2020#65 Readings
4 minutes read | 851 words by Ruben BerenguelMy reading list is at less than 10 items, so now my readings posts will hopefully look closer to watchings. My watch-later list is at more than 90.
Also this week, I got a paper we submitted 3 years ago accepted after a very short revision (less than 2 weeks) cycle. It will appear on the Journal of Difference and Differential Equations
with the title Normal forms and Sternberg conjugation theorems for infinite dimensional coupled map lattices
. I will be adding a preprint version to ArXiV at some point.
🍿 The Electronic Coach
This is so 50s, and so awesome. Don Knuth used a computer to analyse the university basketball team to improve results.
Partial Evaluation, Futamura Projection And Their Applications
This is a clear exposition on Futamura projections, and even how it (almost?) relates to Pypy and RPython.
🍿Ray: Enterprise-Grade, Distributed Python
This works as a good introduction to Ray, although the use of Spark seems to be forced (it’s a talk in Spark Summit after all).
🍿 Exploring kinetic typography with Three.js
This year’s Github Universe had a very cool track with generative stuff.
🍿 Exploring generative spaces: a quickstart to generative art
I have found no SVG to be an issue for several of my designs… I need to have a look at paper.js (I checked a tutorial already, see it below) and possibly port some of my p5.js sketches
Why use a radial data visualization?
This is top informational material in an Observable notebook, very interactive.

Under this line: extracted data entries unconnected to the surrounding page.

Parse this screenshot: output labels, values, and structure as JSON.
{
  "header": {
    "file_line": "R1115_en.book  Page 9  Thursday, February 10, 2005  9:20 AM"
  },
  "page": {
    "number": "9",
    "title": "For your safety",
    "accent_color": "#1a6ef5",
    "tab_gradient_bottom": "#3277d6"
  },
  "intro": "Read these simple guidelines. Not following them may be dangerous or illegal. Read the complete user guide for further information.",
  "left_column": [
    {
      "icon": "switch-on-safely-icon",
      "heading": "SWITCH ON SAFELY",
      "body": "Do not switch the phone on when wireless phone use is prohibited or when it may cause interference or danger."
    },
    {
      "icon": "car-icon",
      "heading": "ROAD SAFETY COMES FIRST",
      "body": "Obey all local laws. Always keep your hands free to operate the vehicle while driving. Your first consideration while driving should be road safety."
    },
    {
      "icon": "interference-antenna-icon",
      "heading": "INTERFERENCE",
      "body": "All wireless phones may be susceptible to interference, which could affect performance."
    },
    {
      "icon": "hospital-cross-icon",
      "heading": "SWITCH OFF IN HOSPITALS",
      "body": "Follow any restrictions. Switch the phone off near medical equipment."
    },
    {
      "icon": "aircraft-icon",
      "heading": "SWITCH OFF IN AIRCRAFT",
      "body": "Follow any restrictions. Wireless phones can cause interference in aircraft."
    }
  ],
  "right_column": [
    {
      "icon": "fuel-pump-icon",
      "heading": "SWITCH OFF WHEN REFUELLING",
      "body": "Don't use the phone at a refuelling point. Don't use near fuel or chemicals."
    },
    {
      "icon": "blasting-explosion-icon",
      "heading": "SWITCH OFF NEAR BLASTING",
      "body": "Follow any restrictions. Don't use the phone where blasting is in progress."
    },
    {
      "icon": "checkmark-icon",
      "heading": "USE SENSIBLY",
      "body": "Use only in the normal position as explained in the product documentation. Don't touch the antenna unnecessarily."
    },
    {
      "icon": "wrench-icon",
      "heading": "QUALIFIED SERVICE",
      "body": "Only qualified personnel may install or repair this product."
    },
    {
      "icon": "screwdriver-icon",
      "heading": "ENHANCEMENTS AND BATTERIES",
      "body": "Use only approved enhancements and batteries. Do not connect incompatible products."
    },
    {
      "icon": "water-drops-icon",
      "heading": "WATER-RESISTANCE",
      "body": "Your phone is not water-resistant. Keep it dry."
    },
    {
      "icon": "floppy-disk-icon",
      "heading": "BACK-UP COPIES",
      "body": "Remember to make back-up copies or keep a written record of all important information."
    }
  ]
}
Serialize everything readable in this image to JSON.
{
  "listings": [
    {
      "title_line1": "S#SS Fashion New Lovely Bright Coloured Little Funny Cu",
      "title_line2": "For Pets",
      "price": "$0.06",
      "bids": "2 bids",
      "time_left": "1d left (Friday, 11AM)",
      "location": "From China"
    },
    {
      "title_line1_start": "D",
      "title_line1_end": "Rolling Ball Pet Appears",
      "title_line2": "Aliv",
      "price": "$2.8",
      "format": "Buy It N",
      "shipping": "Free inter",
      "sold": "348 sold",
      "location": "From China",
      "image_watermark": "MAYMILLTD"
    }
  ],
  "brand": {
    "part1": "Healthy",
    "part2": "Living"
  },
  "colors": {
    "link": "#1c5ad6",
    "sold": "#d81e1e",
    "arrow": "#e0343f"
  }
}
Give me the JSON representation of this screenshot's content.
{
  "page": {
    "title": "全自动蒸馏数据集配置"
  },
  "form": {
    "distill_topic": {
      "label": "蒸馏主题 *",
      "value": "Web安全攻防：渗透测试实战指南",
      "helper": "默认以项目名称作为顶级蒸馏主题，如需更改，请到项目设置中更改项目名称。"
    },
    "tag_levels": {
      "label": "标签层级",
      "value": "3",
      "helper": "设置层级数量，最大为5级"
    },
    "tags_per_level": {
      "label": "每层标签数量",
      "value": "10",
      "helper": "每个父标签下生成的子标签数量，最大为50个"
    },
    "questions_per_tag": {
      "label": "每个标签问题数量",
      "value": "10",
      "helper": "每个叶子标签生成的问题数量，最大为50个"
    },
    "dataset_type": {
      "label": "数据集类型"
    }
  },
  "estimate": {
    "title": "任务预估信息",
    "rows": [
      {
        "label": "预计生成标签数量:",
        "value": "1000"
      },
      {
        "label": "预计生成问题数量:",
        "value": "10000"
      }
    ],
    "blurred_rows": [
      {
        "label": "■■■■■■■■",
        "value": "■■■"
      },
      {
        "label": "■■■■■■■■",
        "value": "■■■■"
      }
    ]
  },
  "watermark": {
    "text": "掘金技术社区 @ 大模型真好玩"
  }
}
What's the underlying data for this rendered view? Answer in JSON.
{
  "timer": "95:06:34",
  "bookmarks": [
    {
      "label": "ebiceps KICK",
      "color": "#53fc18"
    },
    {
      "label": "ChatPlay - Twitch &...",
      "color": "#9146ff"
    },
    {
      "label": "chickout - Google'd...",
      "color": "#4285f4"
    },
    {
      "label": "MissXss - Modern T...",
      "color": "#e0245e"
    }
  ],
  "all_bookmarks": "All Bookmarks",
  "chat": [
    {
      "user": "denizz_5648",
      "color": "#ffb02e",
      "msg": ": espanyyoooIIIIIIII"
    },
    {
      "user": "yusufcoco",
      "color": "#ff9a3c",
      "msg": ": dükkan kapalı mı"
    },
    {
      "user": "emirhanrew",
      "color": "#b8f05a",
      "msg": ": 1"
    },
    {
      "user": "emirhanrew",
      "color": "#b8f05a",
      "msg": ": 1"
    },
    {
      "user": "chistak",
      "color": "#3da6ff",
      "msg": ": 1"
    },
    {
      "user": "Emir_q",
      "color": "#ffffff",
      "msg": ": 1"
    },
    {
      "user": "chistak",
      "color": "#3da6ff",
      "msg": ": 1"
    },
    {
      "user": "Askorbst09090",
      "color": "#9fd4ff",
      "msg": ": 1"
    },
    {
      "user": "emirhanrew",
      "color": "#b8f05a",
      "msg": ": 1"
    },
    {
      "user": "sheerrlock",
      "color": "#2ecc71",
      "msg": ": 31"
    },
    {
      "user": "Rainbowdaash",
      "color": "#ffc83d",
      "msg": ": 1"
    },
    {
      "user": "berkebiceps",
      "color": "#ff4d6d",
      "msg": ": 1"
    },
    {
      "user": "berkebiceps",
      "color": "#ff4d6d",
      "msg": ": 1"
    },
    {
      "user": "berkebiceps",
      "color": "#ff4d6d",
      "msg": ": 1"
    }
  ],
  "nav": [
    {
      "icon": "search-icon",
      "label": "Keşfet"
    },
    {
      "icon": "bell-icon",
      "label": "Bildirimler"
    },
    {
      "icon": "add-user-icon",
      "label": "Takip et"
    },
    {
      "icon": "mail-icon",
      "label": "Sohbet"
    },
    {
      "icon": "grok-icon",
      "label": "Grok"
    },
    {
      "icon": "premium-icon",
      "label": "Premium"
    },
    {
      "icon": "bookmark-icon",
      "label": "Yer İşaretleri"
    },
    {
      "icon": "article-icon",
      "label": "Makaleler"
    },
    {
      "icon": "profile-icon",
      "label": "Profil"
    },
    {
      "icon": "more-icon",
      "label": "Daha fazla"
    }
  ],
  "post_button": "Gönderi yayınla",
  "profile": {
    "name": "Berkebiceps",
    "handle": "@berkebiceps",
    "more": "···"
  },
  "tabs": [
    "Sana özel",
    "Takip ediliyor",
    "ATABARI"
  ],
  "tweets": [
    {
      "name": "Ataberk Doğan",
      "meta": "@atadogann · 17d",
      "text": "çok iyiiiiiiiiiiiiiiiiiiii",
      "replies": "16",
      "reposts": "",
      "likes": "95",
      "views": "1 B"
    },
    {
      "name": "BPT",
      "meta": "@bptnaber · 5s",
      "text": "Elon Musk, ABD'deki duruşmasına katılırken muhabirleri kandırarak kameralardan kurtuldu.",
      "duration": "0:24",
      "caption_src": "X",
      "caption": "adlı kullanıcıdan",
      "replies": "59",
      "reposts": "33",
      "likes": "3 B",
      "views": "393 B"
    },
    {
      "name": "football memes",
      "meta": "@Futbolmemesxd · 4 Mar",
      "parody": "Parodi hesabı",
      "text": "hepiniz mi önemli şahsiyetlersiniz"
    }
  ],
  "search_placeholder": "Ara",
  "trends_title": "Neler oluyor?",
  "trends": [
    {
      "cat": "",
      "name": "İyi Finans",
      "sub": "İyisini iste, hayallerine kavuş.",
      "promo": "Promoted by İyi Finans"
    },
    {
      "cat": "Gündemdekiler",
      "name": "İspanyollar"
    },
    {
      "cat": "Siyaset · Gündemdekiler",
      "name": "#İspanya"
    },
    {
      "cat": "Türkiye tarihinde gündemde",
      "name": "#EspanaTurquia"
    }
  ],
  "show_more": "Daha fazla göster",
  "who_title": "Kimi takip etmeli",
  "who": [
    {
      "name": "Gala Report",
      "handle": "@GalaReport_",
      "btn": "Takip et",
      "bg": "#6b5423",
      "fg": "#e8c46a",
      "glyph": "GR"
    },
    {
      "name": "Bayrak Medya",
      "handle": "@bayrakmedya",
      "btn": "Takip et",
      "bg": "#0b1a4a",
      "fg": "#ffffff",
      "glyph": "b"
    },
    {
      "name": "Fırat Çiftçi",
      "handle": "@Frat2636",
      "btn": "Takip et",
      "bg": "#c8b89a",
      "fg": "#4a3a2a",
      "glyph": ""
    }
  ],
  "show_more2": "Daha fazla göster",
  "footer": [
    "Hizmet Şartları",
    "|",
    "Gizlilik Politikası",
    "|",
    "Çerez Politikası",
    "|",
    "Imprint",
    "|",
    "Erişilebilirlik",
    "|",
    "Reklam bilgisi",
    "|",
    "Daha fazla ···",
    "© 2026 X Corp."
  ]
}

The Easy Paper.js Tutorial, building flat animated shapes with @PaperJS
I’m not terribly interested in Paperscript, I’m (un?)happy enough with plain old Javascript. But an SVG powered, canvas-ready library sounds better for many of my creations, which are not dynamic anyway and would benefit from higher resolution and vector graphics.
Why Senior Engineers Hate Coding Interviews
Pretty much yeah. I didn’t even study computer science (I had some courses though, I started after maths but since I was teaching in the same department I could not stay), so I haven’t traversed trees or solved some of these problems in 20 years (since my first year “CS” in the Maths degree). What I do is get shit done. Interview me for that.
Foo to Bar: Naming Conventions in Haskell
This is awesome. It makes sense, matches with what I have read, and matches with how other languages work (like readers and writers in Go). And particularly, with mathematics, where you would use r as a natural number only if referring to a differentiability (or when you have many, many natural numbers).
These stunning images of snowflakes will make you see winter in a whol
Damn, where can I find these high-res?
Physicists Prove Anyons Exist, a Third Type of Particle in the Universe
Related: Computing with quantum knots Back when I was studying algebraic topology, a friend and I collected a few articles talking about this area, using anyons (which still were more or less theorised to exist, and were being looked for in super-chilled fluids IIRC) for topological quantum computing.
Cataloniae principatus novissima et accurata descriptio
An impressive map of Catalonia in 1608.
🐦 Twitter thread about image tips
This is a thread with tips for how to set up images for twitter. Very useful now that I am writing more twitter threads.
🍿 Why are British place names so hard to pronounce?
This was a fun and very British watch.
Amazon Redshift announces support for native JSON and semi-structured data processing (preview)
It may be a tad too late. We are moving a lot of our batch/slow-ish processing to Databricks: scalability is much, much better.
Financial Times Data Platform: From zero to hero
A whirlwind tour of data technologies and how the Financial Times has changed their data architecture as requirements changed.
SQL style guide by Simon Holywell
Good, good.
The Best Medium-Hard Data Analyst SQL Interview Questions
Huh, I have seen harder stuff in the wild. These don’t seem that hard.
How one word in PostgreSQL unlocked a 9x performance improvement
Didn’t know about RETURNING
, might come handy.
Ray Marching and Signed Distance Functions
Fascinating! Another tool for the generative art belt.
The Army Rolls Out a New Weapon: Strategic Napping
Better than strategic napalm.
Analyzing Minard’s Visualization Of Napoleon’s 1812 March
This is one of the most famous visualizations ever.